“I asked you her name,” said Anne.

“It’s Ada Struggles. You know,” he went on hurriedly, “how much we all admire her father.”

“I know, but I don’t know Ada.”

“You will soon,” said Sam enthusiastically.

“I will that,” said Anne, and there was menace in her voice. She took her candle. “Good-night, my son,” she said, kissing him, which was not habitual.

“Is that all?” he asked. “All that you have to say?”

“I don’t know Ada yet,” she said, and so was gone to bed.

Peter and Anne went opposite ways in their search to know whether this marriage was the right thing for their children’s happiness. Peter ignored the bread and butter problem, or took it for granted: and his was the higher wisdom. He knew that Sam was not made of the stuff that starves for bread; not in his body but in his soul was Sam likely to be pinched.

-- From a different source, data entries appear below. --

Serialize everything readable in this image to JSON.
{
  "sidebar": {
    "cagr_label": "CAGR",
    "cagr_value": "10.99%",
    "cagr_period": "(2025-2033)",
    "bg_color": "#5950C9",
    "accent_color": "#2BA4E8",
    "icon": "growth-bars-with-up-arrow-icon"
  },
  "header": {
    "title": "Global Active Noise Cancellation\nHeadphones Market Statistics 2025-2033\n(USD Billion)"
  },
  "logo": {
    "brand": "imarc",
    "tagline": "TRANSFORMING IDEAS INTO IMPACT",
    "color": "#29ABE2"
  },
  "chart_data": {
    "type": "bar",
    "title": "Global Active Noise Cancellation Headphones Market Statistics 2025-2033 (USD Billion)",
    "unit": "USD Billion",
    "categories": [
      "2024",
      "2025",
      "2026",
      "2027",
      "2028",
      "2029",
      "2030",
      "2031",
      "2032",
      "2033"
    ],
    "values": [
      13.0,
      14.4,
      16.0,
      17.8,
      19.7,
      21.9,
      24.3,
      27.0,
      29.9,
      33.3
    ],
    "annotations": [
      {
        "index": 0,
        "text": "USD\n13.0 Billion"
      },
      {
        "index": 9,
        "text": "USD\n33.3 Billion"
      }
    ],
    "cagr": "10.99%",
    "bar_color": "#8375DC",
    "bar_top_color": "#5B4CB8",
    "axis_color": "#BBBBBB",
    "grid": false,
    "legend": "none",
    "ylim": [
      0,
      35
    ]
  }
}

Anne took the earthlier view that happiness resulted from home comforts. Ada, as she knew, was no shining beauty, and the better for that. Beauty is skin-deep. But she looked frail, only so, for the matter of that, did some of the toughest girls, and she took it that Sam had had the horse-sense to make some preliminary inquiries before he committed himself. Sam, it appeared, had not.

Was Ada strong and healthy? Was she economical? Could she cook? Was she her own dressmaker? And when she found that Sam could answer none of these questions, she said ironically: “Well, at least, you’ve eyes in your head. Is their house clean?”